Their statements are eerily similar to Jesus’ words:
Judge not, and you will not be judged; condemn not, and you will not be condemned; forgive, and you will be forgiven; * But I say to you who hear, Love your enemies, do good to those who hate you; ** Father forgive them. They don’t know what they are doing.” ***

I can’t help but ask myself, when was the last time I sounded just like Jesus especially in an area as hard as forgiveness?

2. Crying S.O.S.
If you’ve texted with someone under the age of 30 recently, then you may have noticed that the SOS signal is the commonly used abbreviation for HELP in texting.  We won’t discuss whether or not I think SOS is a warranted cry when the text is that they need to borrow a pencil… but I do understand the distress signal for say, chocolate chip cookies!

Regardless, students have no issue with sending the SOS flare.
SOS! I need a flat iron!
SOS! That cute boy from math class said hi!
SOS! I can’t understand Bio!
SOS! My parents are getting divorced.
SOS! I don’t understand why God allowed this to happen.
SOS! My heart is breaking for my friend.

The cries range in heaviness but all are real. All are genuine needs.
At what point in my life did I transition from feeling like I can ask for help for any of life’s situations into the unrealistic belief that I have to be perfectly put together and never admit I need anything? Maybe even more important than asking the when is to ask the why?

Why do we not send the SOS flare when life takes a screeching turn in a direction we never saw coming? Why do we pretend that we’re not shaken, bruised, and distraught?

When was the last time I was genuine enough to ask for help?

3. Living fully
Somewhere along the road of “adulthood,” you learn a secret shortcut… you learn to stop thinking introspectively. It requires too much energy.  Instead, you { I } just go with the flow. We do what we need to do in order to be successful at our jobs, a good member of our family, and an active church member. Rarely do we stop to creatively think of ways to improve ourselves, our relationships, and our spiritual walk.  

It’s as if we are settling for surviving instead of living.

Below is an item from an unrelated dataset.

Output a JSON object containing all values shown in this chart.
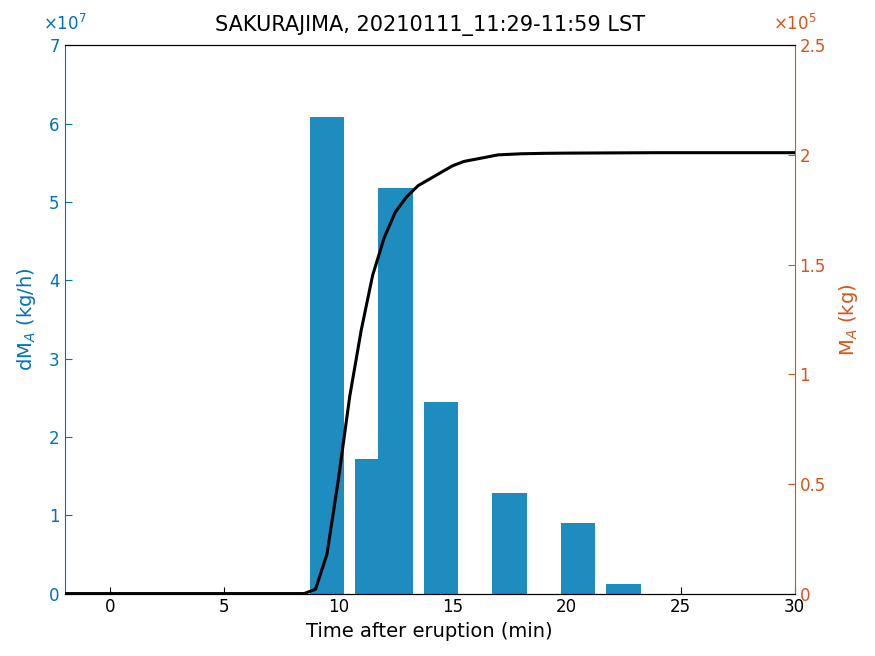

Yet as I have conversations with students, rarely are they content to survive. Instead they want to glean every memory, every experience from their lives.  They want to change in order to better themselves instead of focusing on how to better others.
Now I get that, realistically, as we age we lose some of that energy, but yet we also supposedly gain wisdom. So why don’t apply that wisdom to pick which areas of my life to still exert the most energy so that I can get the most return?

What do I mean?  


  • Why do I spend so much energy on obsessing over the little things in my job instead of praying over the people I work with?
  • Why do I spend so much energy on trying to meet the world’s fleeting view of beauty instead of spending time investing in my eternal relationship with Christ?
  • Why do I get caught up in drama when I could be studying wisdom?

So now what….

I’m learning to learn from those younger than me.
To be a bit more humble when it comes to life.
I’m learning that instead of discounting the younger generation because they haven’t made it to my life stage yet, maybe I should be acquiring their qualities.
To not be so quick to judge. So quick to fix things alone. So quick to survive.
I’m learning that maybe the younger ones have an outlook that actually looks more like Jesus’ than my own.